The intelligence panel adopted it, strictly along partisan lines, hours after its release.

Though the committee indicated it would continue investigative work, the report’s release set in motion the next phase in the impeachment of Trump, accelerating a constitutional clash that has happened only three times in the nation’s history.

Both parties are poised for a raucous debate in the House Judiciary Committee over whether to charge the President with high crimes and misdemeanors, the Constitution’s threshold for removal, and a likely partisan vote by the House to do so before Christmas.

The 300-page report provided some new details of Rudolph W. Giuliani’s frequent calls to the White House. But for the most part, it described the account that emerged over more than two months of sworn testimony from diplomats and other administration officials of how the President and his allies pressured Ukraine to announce investigations of former Vice-President Joseph R. Biden Jr and other Democrats, while withholding nearly $400 million in military assistance and a White House meeting for Ukraine’s President.

“The impeachment inquiry into Donald J. Trump, the 45th President of the United States, uncovered a monthslong effort by President Trump to use the powers of his office to solicit foreign interference on his behalf in the 2020 election,” the report said.

It asserted that Trump’s “scheme subverted US foreign policy towards Ukraine and undermined our national security in favour of two politically motivated investigations that would help his presidential re-election campaign”.

And it detailed how officials at the highest levels of his administration — including Vice-President Mike Pence; secretary of state Mike Pompeo; Rick Perry, the energy secretary; and Mick Mulvaney, the acting chief of staff — either knew of the President’s efforts or were deeply involved in carrying them out.

Making a case for urgent congressional action, Democrats tried to place Trump’s conduct in a broader context of wrongdoing that they said dated to the 2016 presidential campaign.

Trump, they argued, first accepted help from one foreign power, Russia, to win the presidency, and then turned around and tried to enlist another, Ukraine, to bolster his 2020 re-election campaign.

“We do not intend to delay when the integrity of the next election is still at risk,” Representative Adam B. Schiff of California, the chairman of the Intelligence Committee, said after the report’s release.

Travelling with Trump in London for a meeting of Nato leaders, Stephanie Grisham, the White House press secretary, denounced the Democratic report moments after it was released.

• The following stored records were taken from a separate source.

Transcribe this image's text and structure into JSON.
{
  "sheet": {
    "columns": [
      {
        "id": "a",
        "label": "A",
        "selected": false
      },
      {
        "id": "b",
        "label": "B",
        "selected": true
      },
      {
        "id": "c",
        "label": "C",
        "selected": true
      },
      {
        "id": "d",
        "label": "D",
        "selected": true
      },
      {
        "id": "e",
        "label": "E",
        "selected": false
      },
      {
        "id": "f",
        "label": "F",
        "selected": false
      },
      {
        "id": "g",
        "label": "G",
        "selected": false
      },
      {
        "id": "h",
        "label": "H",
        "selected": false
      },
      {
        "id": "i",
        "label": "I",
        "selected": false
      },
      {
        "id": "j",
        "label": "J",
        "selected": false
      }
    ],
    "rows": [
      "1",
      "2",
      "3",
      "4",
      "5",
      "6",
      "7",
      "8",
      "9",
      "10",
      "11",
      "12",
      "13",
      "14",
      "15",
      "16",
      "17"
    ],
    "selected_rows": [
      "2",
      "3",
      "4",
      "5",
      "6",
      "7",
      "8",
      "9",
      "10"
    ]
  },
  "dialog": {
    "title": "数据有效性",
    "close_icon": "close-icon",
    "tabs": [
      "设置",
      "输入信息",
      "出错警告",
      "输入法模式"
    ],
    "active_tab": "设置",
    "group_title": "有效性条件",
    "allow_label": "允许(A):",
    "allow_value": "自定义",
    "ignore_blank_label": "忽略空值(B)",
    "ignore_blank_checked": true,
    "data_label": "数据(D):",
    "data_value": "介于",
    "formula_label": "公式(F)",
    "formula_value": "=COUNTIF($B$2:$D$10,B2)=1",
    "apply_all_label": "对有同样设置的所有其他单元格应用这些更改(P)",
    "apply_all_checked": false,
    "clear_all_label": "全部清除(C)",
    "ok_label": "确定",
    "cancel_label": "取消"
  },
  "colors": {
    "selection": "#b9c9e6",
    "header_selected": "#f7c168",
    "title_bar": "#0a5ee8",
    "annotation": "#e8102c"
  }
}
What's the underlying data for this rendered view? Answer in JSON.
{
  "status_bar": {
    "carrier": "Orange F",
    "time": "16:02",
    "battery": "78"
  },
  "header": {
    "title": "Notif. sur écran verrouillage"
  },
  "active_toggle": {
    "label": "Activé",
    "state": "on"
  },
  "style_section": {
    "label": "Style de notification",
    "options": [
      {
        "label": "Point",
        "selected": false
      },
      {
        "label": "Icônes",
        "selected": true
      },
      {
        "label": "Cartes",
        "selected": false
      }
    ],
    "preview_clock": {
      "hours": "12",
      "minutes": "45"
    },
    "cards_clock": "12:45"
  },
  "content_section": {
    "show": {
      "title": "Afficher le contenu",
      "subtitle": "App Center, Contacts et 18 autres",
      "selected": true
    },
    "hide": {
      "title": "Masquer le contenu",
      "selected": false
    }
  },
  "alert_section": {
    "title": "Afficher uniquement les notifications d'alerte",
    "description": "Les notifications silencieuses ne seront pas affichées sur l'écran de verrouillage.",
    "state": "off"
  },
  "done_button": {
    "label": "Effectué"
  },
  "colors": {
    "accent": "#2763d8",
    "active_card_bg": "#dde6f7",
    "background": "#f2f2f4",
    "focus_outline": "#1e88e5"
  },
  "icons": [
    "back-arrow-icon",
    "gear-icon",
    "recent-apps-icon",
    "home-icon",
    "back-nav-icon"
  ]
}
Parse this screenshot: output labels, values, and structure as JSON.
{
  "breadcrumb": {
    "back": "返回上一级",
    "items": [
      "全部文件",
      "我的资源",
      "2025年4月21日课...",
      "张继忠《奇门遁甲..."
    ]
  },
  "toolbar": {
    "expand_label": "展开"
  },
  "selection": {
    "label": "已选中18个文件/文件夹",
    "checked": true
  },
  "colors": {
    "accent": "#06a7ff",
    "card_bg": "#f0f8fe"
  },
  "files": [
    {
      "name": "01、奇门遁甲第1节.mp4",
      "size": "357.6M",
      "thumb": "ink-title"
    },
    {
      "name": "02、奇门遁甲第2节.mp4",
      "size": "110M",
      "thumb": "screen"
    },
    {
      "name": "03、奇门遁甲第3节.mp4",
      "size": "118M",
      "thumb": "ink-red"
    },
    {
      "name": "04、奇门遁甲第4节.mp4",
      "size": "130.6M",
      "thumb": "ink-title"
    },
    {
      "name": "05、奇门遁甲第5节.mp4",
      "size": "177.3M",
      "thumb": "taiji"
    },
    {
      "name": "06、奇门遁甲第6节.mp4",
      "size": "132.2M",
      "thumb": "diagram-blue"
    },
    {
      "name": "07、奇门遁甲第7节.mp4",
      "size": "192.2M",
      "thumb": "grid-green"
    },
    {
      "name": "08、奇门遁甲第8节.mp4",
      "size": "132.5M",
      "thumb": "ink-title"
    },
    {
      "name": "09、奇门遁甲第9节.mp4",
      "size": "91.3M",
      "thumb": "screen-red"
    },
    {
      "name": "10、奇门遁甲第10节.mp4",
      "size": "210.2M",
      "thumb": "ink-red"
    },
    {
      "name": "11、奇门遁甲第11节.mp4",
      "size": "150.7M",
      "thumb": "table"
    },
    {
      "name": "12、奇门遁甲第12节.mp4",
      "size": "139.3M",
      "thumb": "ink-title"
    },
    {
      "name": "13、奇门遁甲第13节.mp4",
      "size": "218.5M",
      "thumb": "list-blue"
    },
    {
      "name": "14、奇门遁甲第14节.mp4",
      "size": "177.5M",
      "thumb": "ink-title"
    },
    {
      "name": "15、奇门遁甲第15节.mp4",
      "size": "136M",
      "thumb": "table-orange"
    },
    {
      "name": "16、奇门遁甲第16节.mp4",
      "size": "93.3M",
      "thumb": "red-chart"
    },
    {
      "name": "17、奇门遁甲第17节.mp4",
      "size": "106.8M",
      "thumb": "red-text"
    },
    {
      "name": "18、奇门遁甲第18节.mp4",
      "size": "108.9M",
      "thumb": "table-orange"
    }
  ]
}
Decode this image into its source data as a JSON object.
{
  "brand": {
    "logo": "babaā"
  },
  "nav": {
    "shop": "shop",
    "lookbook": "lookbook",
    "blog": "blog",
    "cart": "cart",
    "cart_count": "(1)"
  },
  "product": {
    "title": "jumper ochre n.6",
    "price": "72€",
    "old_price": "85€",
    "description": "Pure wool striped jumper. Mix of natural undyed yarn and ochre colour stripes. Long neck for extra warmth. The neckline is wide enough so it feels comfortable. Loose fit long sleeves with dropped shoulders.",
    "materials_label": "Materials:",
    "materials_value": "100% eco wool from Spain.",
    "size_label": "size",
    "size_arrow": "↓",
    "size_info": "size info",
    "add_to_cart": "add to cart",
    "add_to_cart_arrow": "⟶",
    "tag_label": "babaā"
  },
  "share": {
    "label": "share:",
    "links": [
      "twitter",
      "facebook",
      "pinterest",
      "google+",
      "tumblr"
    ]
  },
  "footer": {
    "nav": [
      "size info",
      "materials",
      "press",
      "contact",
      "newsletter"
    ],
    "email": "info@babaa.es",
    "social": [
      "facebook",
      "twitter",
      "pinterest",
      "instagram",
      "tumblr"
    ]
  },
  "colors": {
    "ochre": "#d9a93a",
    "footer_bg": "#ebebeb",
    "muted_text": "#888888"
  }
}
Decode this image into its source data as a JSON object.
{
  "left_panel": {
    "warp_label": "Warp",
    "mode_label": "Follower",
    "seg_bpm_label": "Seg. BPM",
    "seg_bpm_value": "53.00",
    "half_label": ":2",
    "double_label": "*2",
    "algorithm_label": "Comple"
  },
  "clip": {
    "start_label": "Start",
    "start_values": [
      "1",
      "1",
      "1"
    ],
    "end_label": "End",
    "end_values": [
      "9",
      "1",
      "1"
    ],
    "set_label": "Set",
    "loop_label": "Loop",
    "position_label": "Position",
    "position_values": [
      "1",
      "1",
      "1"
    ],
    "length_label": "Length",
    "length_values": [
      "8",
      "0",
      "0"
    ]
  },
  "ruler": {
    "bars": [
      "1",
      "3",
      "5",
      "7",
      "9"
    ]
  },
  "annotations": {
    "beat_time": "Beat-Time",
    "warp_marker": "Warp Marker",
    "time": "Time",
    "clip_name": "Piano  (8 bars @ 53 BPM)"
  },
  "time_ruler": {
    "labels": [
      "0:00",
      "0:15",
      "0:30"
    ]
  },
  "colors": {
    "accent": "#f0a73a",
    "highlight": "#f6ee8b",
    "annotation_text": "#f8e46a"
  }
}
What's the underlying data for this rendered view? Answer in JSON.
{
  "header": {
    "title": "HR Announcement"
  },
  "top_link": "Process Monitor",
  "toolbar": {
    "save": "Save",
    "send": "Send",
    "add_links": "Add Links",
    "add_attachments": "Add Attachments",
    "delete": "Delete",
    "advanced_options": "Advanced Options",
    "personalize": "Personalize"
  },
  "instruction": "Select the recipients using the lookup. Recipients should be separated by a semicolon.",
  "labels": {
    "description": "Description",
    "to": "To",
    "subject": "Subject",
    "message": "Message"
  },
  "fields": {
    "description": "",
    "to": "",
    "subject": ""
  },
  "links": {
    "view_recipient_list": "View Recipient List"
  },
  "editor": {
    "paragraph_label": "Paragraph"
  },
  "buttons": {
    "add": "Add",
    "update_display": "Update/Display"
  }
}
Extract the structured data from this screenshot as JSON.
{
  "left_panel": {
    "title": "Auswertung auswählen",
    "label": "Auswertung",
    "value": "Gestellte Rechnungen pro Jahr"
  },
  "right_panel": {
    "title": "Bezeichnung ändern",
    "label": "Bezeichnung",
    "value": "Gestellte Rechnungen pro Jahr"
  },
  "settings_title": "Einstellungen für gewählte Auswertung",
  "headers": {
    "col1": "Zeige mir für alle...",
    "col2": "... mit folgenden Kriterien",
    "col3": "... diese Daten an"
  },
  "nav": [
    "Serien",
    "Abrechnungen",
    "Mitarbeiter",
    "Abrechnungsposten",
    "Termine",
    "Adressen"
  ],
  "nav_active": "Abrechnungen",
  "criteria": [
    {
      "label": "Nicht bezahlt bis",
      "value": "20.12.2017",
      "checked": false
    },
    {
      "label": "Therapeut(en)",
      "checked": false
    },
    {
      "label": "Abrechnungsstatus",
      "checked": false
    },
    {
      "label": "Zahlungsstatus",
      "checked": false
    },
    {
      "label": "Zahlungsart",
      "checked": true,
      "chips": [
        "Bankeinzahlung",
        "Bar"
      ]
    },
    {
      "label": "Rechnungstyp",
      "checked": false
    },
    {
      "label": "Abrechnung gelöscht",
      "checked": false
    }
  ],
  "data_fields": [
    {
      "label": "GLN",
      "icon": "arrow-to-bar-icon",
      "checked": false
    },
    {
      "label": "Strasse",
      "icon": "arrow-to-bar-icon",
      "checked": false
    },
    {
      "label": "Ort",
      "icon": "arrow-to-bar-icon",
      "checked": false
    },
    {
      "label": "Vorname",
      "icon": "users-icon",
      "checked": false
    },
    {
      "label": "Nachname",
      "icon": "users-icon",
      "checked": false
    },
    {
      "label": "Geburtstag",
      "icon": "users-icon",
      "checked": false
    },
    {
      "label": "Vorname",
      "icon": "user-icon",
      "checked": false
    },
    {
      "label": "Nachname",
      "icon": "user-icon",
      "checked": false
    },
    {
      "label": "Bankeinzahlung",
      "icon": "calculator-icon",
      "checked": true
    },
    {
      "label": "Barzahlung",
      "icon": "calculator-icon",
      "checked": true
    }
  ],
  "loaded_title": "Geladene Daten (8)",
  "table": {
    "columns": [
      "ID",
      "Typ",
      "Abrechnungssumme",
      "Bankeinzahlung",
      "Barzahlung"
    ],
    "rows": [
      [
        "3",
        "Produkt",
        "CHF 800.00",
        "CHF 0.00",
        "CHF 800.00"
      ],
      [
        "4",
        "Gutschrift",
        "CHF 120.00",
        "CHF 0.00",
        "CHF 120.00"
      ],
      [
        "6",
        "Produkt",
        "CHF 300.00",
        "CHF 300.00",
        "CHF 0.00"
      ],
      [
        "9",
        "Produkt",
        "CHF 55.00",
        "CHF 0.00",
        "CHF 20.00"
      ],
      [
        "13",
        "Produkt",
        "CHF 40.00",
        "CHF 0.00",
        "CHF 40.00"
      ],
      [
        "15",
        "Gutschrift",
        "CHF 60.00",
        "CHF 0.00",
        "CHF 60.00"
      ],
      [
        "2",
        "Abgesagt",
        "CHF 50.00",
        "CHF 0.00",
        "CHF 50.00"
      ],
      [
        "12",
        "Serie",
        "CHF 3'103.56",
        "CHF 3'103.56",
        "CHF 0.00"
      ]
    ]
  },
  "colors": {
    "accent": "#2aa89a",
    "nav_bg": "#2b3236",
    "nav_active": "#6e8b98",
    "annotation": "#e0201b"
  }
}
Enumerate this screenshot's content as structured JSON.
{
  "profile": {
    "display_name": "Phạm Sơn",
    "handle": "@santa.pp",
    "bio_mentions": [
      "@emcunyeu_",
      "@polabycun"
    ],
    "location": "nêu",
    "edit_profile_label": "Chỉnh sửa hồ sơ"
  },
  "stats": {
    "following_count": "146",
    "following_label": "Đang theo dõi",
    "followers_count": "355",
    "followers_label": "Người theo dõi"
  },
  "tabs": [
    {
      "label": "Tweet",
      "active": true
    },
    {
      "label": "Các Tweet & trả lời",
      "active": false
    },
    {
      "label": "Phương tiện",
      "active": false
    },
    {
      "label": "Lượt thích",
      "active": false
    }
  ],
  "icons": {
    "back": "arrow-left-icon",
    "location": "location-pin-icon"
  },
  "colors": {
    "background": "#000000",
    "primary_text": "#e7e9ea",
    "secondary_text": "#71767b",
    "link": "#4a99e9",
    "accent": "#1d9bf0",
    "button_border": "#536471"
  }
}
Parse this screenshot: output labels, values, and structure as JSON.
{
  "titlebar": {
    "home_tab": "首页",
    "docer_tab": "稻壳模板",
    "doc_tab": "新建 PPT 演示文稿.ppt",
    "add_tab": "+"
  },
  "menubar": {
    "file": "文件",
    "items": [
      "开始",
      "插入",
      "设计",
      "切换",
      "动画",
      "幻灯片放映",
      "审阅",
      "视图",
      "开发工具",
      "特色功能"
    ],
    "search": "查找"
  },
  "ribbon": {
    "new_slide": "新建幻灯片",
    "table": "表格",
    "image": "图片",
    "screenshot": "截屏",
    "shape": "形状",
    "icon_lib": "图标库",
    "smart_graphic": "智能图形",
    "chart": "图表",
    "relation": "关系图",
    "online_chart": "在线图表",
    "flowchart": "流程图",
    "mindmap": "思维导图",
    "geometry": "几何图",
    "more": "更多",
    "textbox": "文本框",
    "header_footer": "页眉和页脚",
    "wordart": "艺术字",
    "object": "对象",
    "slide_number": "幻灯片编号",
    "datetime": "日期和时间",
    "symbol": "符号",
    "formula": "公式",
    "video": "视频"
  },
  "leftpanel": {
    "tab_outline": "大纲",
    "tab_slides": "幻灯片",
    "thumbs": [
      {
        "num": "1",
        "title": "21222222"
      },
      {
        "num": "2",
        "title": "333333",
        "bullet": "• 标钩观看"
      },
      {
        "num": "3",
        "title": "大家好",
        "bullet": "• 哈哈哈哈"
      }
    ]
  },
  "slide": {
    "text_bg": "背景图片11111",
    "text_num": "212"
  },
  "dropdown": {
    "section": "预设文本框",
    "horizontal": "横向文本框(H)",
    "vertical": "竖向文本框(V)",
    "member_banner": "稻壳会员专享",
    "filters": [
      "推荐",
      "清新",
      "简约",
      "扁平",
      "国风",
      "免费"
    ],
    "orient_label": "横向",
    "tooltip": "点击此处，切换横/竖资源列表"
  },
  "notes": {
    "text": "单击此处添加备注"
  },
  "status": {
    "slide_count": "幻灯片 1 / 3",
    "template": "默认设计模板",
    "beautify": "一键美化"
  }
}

She called it the conclusion of a “one-sided sham process”.

“Chairman Schiff and the Democrats utterly failed to produce any evidence of wrongdoing by President Trump,” Grisham said in a statement.

“Chairman Schiff’s report reads like the ramblings of a basement blogger straining to prove something when there is evidence of nothing.”

Earlier in the day, Trump savaged Schiff as “deranged” and “sick”, accusing Democrats of trying to overturn the results of the 2016 election through an impeachment inquiry he said “turned out to be a hoax”.